The Seminoles were a contender to win the title every season for more than a decade. Florida State lost national championship games against Florida, Tennessee and Oklahoma and narrowly missed out on the playing for titles in several other seasons because of losses to archrival Miami.

Bowden once quipped that his headstone would read, “But he played Miami,” a one-liner that came the day after the Hurricanes escaped with a 17-16 win in 1991 when the Seminoles missed a field goal wide right in the final seconds. Miami also won in similar fashion in 2002 when a field-goal try went wide left, much to Bowden’s chagrin.

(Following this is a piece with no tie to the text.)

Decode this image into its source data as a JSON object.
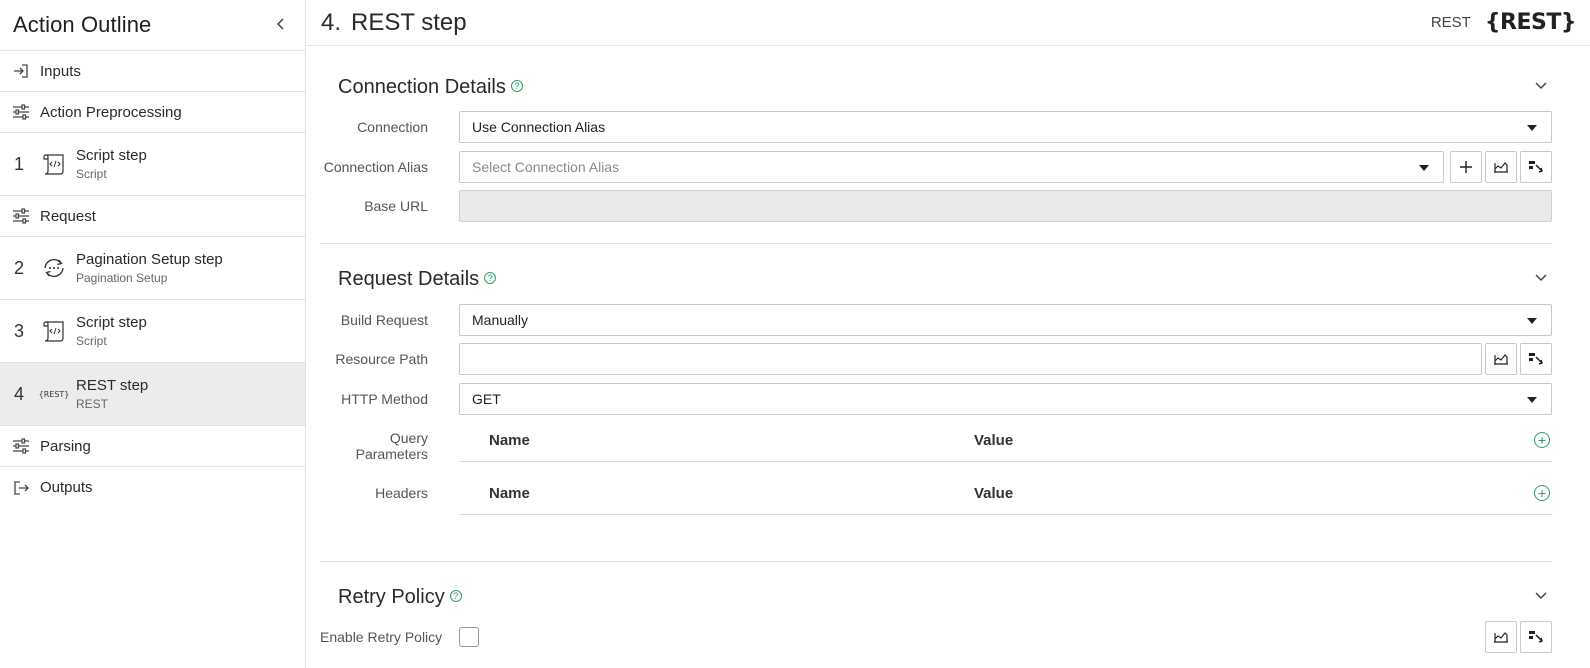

Florida State dominated the ACC under Bowden, winning championships in 12 of its first 14 seasons after joining the league in 1992.

“Bobby Bowden has meant everything to Florida State athletics and so much to college football in general,” Florida State athletic director David Coburn said. “He is a part of the heart and soul of FSU, but it goes beyond even that — he is a big part of the history of the game.”

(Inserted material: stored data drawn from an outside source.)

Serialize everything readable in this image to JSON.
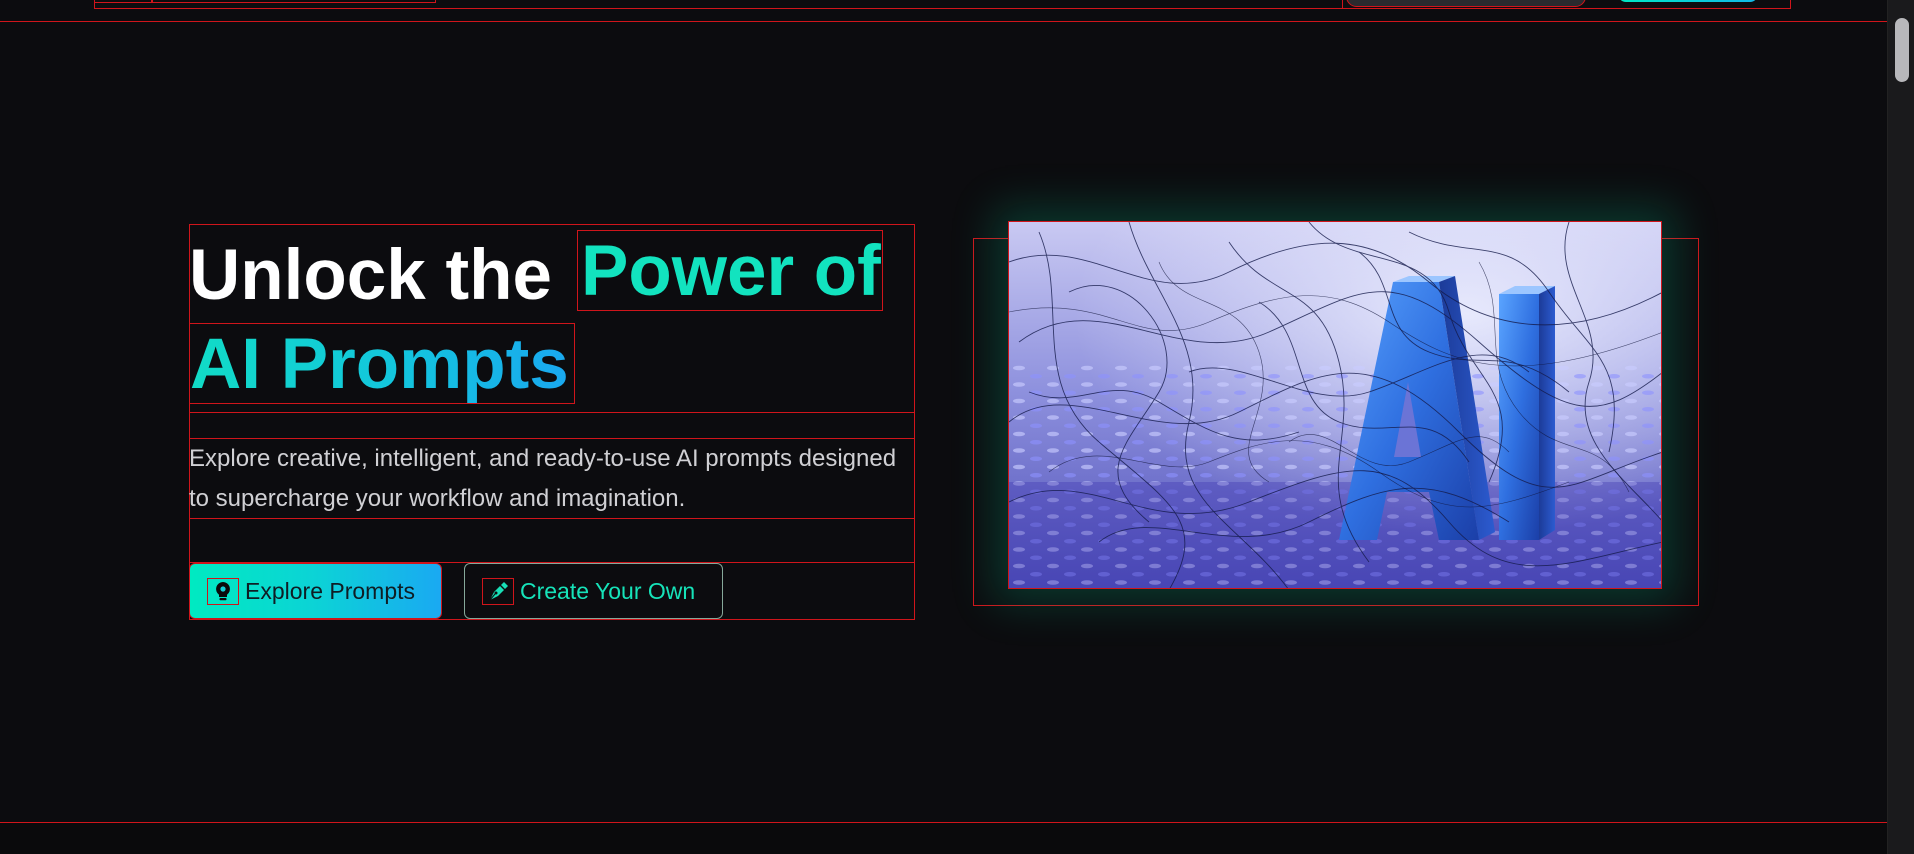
{
  "hero": {
    "headline_part1": "Unlock the ",
    "headline_part2": "Power of",
    "headline_part3": "AI Prompts",
    "subtitle": "Explore creative, intelligent, and ready-to-use AI prompts designed to supercharge your workflow and imagination.",
    "primary_button": {
      "label": "Explore Prompts",
      "icon": "lightbulb-icon"
    },
    "secondary_button": {
      "label": "Create Your Own",
      "icon": "pen-icon"
    },
    "image": {
      "text": "AI"
    }
  },
  "colors": {
    "background": "#0c0c0f",
    "accent_teal": "#12e3bf",
    "accent_blue": "#1aa7f0",
    "debug_outline": "#d0151b"
  }
}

Bowden was also the patriarch of college football’s most colorful coaching family. Son Tommy Bowden had a 90-49 record at Tulane and Clemson, and son Terry Bowden was 47-17-1 at Auburn. Another son, Jeff, served 13 years coaching wide receivers for his father at Florida State and six seasons as offensive coordinator before he resigned in 2006.

Success also brought a glaring spotlight and Bowden’s program was touched by scandal on a few occasions. The school was put on NCAA probation for five years after several players in 1993 accepted free shoes and other sporting goods from a local store. The episode led former Florida coach Steve Spurrier to dub FSU “Free Shoes University.”

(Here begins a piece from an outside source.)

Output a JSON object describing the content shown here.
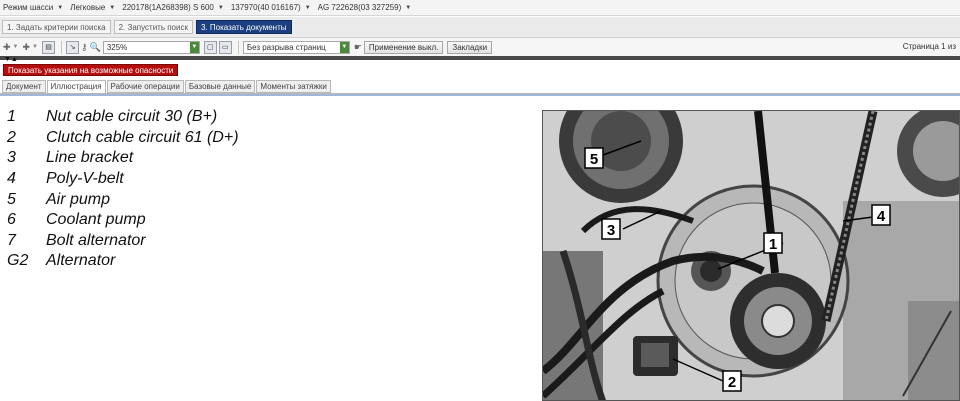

Bowden prided himself on adapting to the times and giving players a second chance, but critics said he was soft on discipline with an eye on winning games.

“If short hair and good manners won football games, Army and Navy would play for the national championship every year,” Bowden retorted.

Randy Moss, one of the most talented athletes to attend Florida State, never played a down for the Seminoles and was kicked out of school after a redshirt season for smoking marijuana. In 1999, Warrick was caught in a shopping scam that led to his suspension for two games and probably cost him the Heisman Trophy that year.

“There’s only about 6 inches that turns that halo into a noose,” Bowden was fond of saying during the good days, when he was often called “Saint Bobby” by the Florida State faithful.

But he was considered one of the best handlers of great individual talents, recruiting and developing the likes of Simmons, Ward, Weinke, Warrick, Butler and Deion Sanders, who earned the nickname “Prime Time” during his days as a Seminole.

“God bless the Bowden Family, Friends & Loved ones,” Sanders posted on Twitter. “My Prayers are with u. I’ve lost 1 of the best coaches I’ve ever had.”

Despite those tough days near the end of his career, Bowden stayed in the public eye after retirement, writing a book, making speeches and going public with his treatment for prostate cancer in 2007. His fear of retiring from coaching resulted in part from the death of his longtime idol, former Alabama coach Paul “Bear” Bryant, who died within weeks of leaving the sidelines.

“After you retire, there’s only one big event left,” Bowden frequently said.

Florida state said funeral arrangements for Bowden were pending.

Bowden is survived by wife Ann; sons Terry, Tommy, Jeff and Steve; and daughters Robyn Hines and Ginger Madden.